Bulletin trimestriel 1/2026
Rapport sur la politique monétaire
Rapport destiné à la Direction générale de la Banque nationale suisse pour l'examen de mars 2026 de la situation économique et monétaire
Le rapport décrit l'évolution sur les plans économique et monétaire et commente la prévision d'inflation. Il précise l'appréciation de la BNS sur la situation économique et les conclusions qu'elle en tire pour la politique monétaire.
L'essentiel en bref
- Le 19 mars 2026, la Banque nationale a décidé de maintenir son taux directeur à 0%. À moyen terme, la pression inflationniste n’a pratiquement pas changé par rapport à la mi-décembre. La politique monétaire contribue à maintenir l’inflation dans la plage de stabilité des prix et soutient
l’activité. Compte tenu du conflit au Moyen-Orient, la Banque nationale est davantage disposée à intervenir sur le marché des changes. - Au quatrième trimestre 2025, la croissance de l’économie mondiale a été solide. Le conflit au Moyen-Orient et la hausse des prix de l’énergie devraient cependant ralentir quelque peu la croissance à court terme et provoquer une hausse de l’inflation.
- En Suisse, le PIB a de nouveau progressé au quatrième trimestre, après avoir reculé au trimestre précédent. Les perspectives économiques pour les mois à venir sont toutefois incertaines. À court terme, la croissance pourrait évoluer de façon plutôt mitigée, mais à moyen terme, elle devrait repartir à la hausse. La BNS table sur une progression du PIB d’environ 1% en 2026 et d’environ 1,5% en 2027.
- L’inflation est passée de 0% en novembre à 0,1% en février. Cette augmentation s’explique notamment par le renchérissement des biens. Les anticipations d’inflation n’ont guère varié et se sont maintenues dans la plage de stabilité des prix.
- L’incertitude entourant les perspectives économiques s’est nettement accrue, aussi bien pour le monde que pour la Suisse, avec le conflit au Moyen-Orient.
- Depuis la mi-décembre, la courbe des rendements des obligations de la Confédération s’est déplacée légèrement vers le haut. Le franc s’est nettement apprécié et la Bourse suisse a un peu baissé. Les prix de l’immobilier résidentiel ont continué à augmenter. Le rythme de croissance des agrégats monétaires larges et des prêts hypothécaires s’est stabilisé.
Signaux conjoncturels
Résultats des entretiens menés par la BNS avec les entreprises
1er trimestre 2026
Rapport des déléguées et délégués aux relations avec l'économie régionale destiné à la Direction générale de la BNS pour l'examen trimestriel de la situation. Les appréciations présentées ci-après reposent sur les informations recueillies auprès de décideuses et décideurs économiques de toute la Suisse. La BNS analyse ces informations, puis les interprète sous une forme agrégée.
L'essentiel en bref
- Il ressort des entretiens que l’économie suisse a connu une solide croissance au début de l’année. Les entreprises des services font état d’une progression toujours robuste de leurs chiffres d’affaires; dans l’industrie hors construction, les signes d’une légère reprise, déjà observés au trimestre précédent, se sont confirmés.

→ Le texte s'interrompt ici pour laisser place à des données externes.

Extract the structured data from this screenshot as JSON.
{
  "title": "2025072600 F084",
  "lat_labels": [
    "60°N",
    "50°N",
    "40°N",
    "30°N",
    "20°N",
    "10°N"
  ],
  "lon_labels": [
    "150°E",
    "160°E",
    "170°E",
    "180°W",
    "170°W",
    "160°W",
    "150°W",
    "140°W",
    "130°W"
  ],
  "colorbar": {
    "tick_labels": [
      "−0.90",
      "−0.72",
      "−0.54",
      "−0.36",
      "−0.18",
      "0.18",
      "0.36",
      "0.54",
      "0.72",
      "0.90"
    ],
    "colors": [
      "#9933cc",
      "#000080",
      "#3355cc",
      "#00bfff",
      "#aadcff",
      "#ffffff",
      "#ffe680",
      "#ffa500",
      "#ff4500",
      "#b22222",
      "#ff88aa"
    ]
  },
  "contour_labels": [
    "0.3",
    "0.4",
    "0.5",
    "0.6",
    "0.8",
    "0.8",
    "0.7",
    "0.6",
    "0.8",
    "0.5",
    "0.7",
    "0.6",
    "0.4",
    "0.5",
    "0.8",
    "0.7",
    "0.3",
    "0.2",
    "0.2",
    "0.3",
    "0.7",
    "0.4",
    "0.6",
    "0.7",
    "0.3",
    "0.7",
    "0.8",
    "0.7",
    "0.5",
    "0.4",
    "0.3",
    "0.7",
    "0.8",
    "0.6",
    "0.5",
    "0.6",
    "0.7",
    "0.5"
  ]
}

- Dans l’industrie hors construction, l’utilisation des capacités techniques reste nettement inférieure au niveau habituel. Les marges se sont quelque peu améliorées malgré la faible utilisation de ces capacités et la force du franc. Les entreprises industrielles attribuent cette évolution avant tout à la réduction des effectifs et en partie aussi à la diminution des droits de douane américains.
- Les entreprises se montrent optimistes quant à l’évolution de la marche de leurs affaires et s’attendent à une solide hausse de leurs chiffres d’affaires au cours des deux prochains trimestres. Les informations collectées après l’escalade du conflit au Moyen-Orient montrent que la plupart des entreprises maintiennent leurs anticipations. Quelques-unes des entreprises directement concernées revoient toutefois leurs anticipations nettement à la baisse. L’incertitude est jugée élevée.
- Actuellement, il est relativement aisé pour les entreprises de recruter du personnel, et leurs effectifs coïncident pratiquement avec leurs besoins.
- De nombreuses entreprises investissent dans des projets faisant appel à l’intelligence artificielle (IA) dans l’espoir de gagner en efficacité au cours des prochaines années. Toutefois, pour la majorité d’entre elles, le recours à l’IA ne réduit pas les besoins en personnel pour le moment.